Of the obsessions associated with OCD, the most common are obsessing over health, sexuality, religion, contamination…and violent thoughts.

The latter is the one that finally drew my attention, and the attention of Dr. Tharp, to my OCD. 

“Are you capable of killing yourself or your boyfriend?” Dr. Tharp asked me over the phone.

“No,” I said. “But who’s to say I won’t? What if I lose control? I mean, if I’m not crazy why did I think that?” I asked him. 

Dr. Tharp laughed and said, “Ah, yes. You’re a classic obsessive.” 

In conversations with Dr. Tharp over the past year, I’ve accepted the fact that my thoughts will always be bewildering, and intrusive. But they’ll always be just that…thoughts. 

Constantly calling others to see if they think I’m crazy, countless doctor visits to reassure myself of my health, and other reassurance seeking measures to alleviate the pain caused by my thinking were compulsions in and of themselves, and I just didn’t realize it. I thought because I didn’t have the classic compulsions I saw on TV that I couldn’t have OCD.
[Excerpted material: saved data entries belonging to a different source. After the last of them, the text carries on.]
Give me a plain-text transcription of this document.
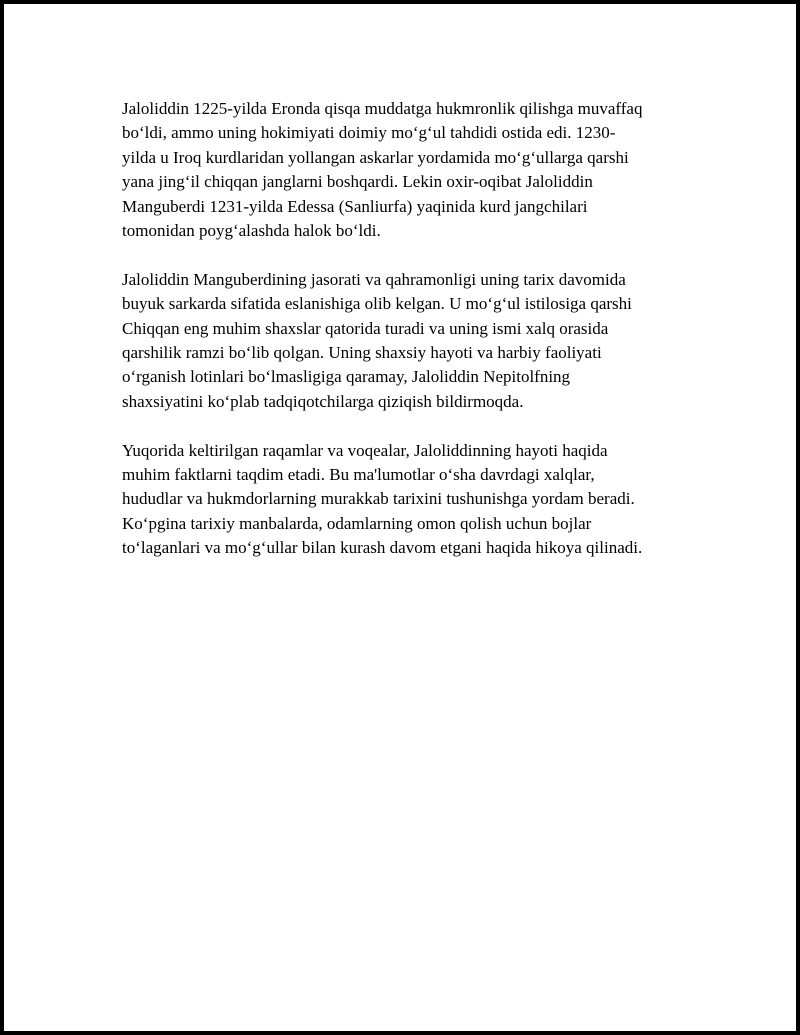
Jaloliddin 1225-yilda Eronda qisqa muddatga hukmronlik qilishga muvaffaq
bo‘ldi, ammo uning hokimiyati doimiy mo‘g‘ul tahdidi ostida edi. 1230-
yilda u Iroq kurdlaridan yollangan askarlar yordamida mo‘g‘ullarga qarshi
yana jing‘il chiqqan janglarni boshqardi. Lekin oxir-oqibat Jaloliddin
Manguberdi 1231-yilda Edessa (Sanliurfa) yaqinida kurd jangchilari
tomonidan poyg‘alashda halok bo‘ldi.

Jaloliddin Manguberdining jasorati va qahramonligi uning tarix davomida
buyuk sarkarda sifatida eslanishiga olib kelgan. U mo‘g‘ul istilosiga qarshi
Chiqqan eng muhim shaxslar qatorida turadi va uning ismi xalq orasida
qarshilik ramzi bo‘lib qolgan. Uning shaxsiy hayoti va harbiy faoliyati
o‘rganish lotinlari bo‘lmasligiga qaramay, Jaloliddin Nepitolfning
shaxsiyatini ko‘plab tadqiqotchilarga qiziqish bildirmoqda.

Yuqorida keltirilgan raqamlar va voqealar, Jaloliddinning hayoti haqida
muhim faktlarni taqdim etadi. Bu ma'lumotlar o‘sha davrdagi xalqlar,
hududlar va hukmdorlarning murakkab tarixini tushunishga yordam beradi.
Ko‘pgina tarixiy manbalarda, odamlarning omon qolish uchun bojlar
to‘laganlari va mo‘g‘ullar bilan kurash davom etgani haqida hikoya qilinadi.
Nevertheless, Dr. Tharp and research on OCD have taught me how to harness the power of cognitive behavioral therapy (CBT), and exposure response prevention (ERP) to retrain my brain to wire new behaviors into itself that lessen the power of the intrusive thoughts. 

CBT helps in realizing how irrational a thought is, and combating it with other forms of thinking, while ERP exposes an OCD sufferer to a trigger without giving in to the mental or physical compulsion to alleviate it.

Both allowed me to stop constantly researching my emotions, and let the thoughts dwell before finally letting them go.

Both helped me sleep a full night after almost two weeks of the hell that is insomnia also. 

With the tools of behavioral psychology and writing, I find myself obsessing over my future rather than my old thinking patterns.

It’s not an easy battle. If I don’t get enough sleep, my brain goes into overdrive and I begin to feel unhinged again. But, I always come back to the core of myself that knows and repeats, “I’m ok.”

“The best doctors and lawyers have OCD. If you can take your obsessions and use it for something positive, you could do a lot with it. Like your writing, or money. It’s a matter of not entertaining the thought, and not giving it power,” Dr. Tharp told me over a phone call recently.

When I stopped giving my thoughts power over me, I was able to put the power back into myself, my career, and my writing.